Eigen is noted as the daughter of Caratacus in the History of Dunraven Manuscript, a manuscript giving the genealogy of Taliesin from the collection of Thomas Hopkin of Coychurch, one from the Havod Uchtryd collection and in an extract he claimed to have copied from the Long Book of Thomas Truman. This reference can also be found in the family records of Iestyn ab Gwrgant, where it is said of her; "She lived in the close of the first century, and was married to Sarllog, who was a lord of Caer Sarllog, or the present Old Sarum". In this manuscript, Eigen is said to have returned from Rome with Caratacus with Saint Cyllin and Saint Ilid and formed a religious college of twelve named Cor Eurgain (the choir of Eurgain), suggesting the early entry of Christianity into Britain; "the Cymry embraced the faith in Christ through the teaching of the saints of Cor-Eurgain". Attempts have also been made to identify Eigen with the Claudia mentioned by Saint Paul in the Second Epistle to Timothy, however evidence for this is largely coincidental. Some authors also claim she was called Gladys on the suggestion that this was a Welsh word for princess.

Eigen is also discussed as the first female saint in the works of Rice Rees, Jane Williams, Sabine Baring-Gould and John Williams (Ab Ithel).

In the annals of Tacitus, a daughter of Caratacus is mentioned appearing in front of the Roman Senate and Emperor Claudius in approximately 53 CE. Caratacus' daughter is never named in the record of Tacitus and she is not mentioned with her mother, father and uncles as having been given a pardon from the brutality of a Roman execution by the Emperor.

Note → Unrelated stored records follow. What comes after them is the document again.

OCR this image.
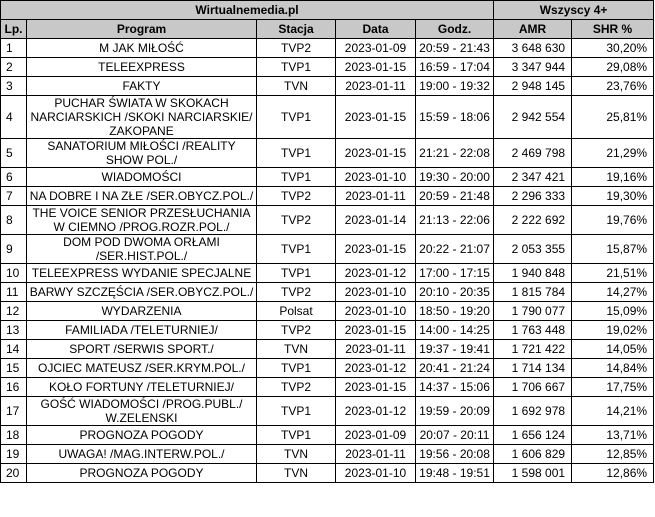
Wirtualnemedia.pl					Wszyscy 4+	
Lp.	Program	Stacja	Data	Godz.	AMR	SHR %
1	M JAK MIŁOŚĆ	TVP2	2023-01-09	20:59 - 21:43	3 648 630	30,20%
2	TELEEXPRESS	TVP1	2023-01-15	16:59 - 17:04	3 347 944	29,08%
3	FAKTY	TVN	2023-01-11	19:00 - 19:32	2 948 145	23,76%
4	PUCHAR ŚWIATA W SKOKACH NARCIARSKICH /SKOKI NARCIARSKIE/ ZAKOPANE	TVP1	2023-01-15	15:59 - 18:06	2 942 554	25,81%
5	SANATORIUM MIŁOŚCI /REALITY SHOW POL./	TVP1	2023-01-15	21:21 - 22:08	2 469 798	21,29%
6	WIADOMOŚCI	TVP1	2023-01-10	19:30 - 20:00	2 347 421	19,16%
7	NA DOBRE I NA ZŁE /SER.OBYCZ.POL./	TVP2	2023-01-11	20:59 - 21:48	2 296 333	19,30%
8	THE VOICE SENIOR PRZESŁUCHANIA W CIEMNO /PROG.ROZR.POL./	TVP2	2023-01-14	21:13 - 22:06	2 222 692	19,76%
9	DOM POD DWOMA ORŁAMI /SER.HIST.POL./	TVP1	2023-01-15	20:22 - 21:07	2 053 355	15,87%
10	TELEEXPRESS WYDANIE SPECJALNE	TVP1	2023-01-12	17:00 - 17:15	1 940 848	21,51%
11	BARWY SZCZĘŚCIA /SER.OBYCZ.POL./	TVP2	2023-01-10	20:10 - 20:35	1 815 784	14,27%
12	WYDARZENIA	Polsat	2023-01-10	18:50 - 19:20	1 790 077	15,09%
13	FAMILIADA /TELETURNIEJ/	TVP2	2023-01-15	14:00 - 14:25	1 763 448	19,02%
14	SPORT /SERWIS SPORT./	TVN	2023-01-11	19:37 - 19:41	1 721 422	14,05%
15	OJCIEC MATEUSZ /SER.KRYM.POL./	TVP1	2023-01-12	20:41 - 21:24	1 714 134	14,84%
16	KOŁO FORTUNY /TELETURNIEJ/	TVP2	2023-01-15	14:37 - 15:06	1 706 667	17,75%
17	GOŚĆ WIADOMOŚCI /PROG.PUBL./ W.ZELENSKI	TVP1	2023-01-12	19:59 - 20:09	1 692 978	14,21%
18	PROGNOZA POGODY	TVP1	2023-01-09	20:07 - 20:11	1 656 124	13,71%
19	UWAGA! /MAG.INTERW.POL./	TVN	2023-01-11	19:56 - 20:08	1 606 829	12,85%
20	PROGNOZA POGODY	TVN	2023-01-10	19:48 - 19:51	1 598 001	12,86%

Eigen features in a cantata by Edward Elgar in 1897-8 devoted to the defeat and capture of the king by the Romans. It was first performed at the Leeds choral festival in 1898. Her name in the Cantana has variously been claimed to be both historical and derived from a neighbour of Elgar's in Malvern called Eigen Stone. Eigen, spelt as Eigon is also the subject of a modern, time-slip novel by Barbara Erskine called The Warrior's Princess, published in 2008.

The parish church of Llanigon, Wales is dedicated to "Saint Eigon", but this almost certainly refers to Eigion, brother of St Cynidr, to whom the parish church in neighbouring Glasbury was dedicated.

Another Welsh church in Northop (Welsh: Llaneurgain), Flintshire, is dedicated to "Saint Eurgain", said to have been the daughter of Prince Maelgwn Gwynedd and niece of St. Asaph. She is said to have lived in Flintshire in the 6th century CE and has a feast day on 30 June. There is evidence that the church of St Eurgain and St Peter has existed since the 6th century.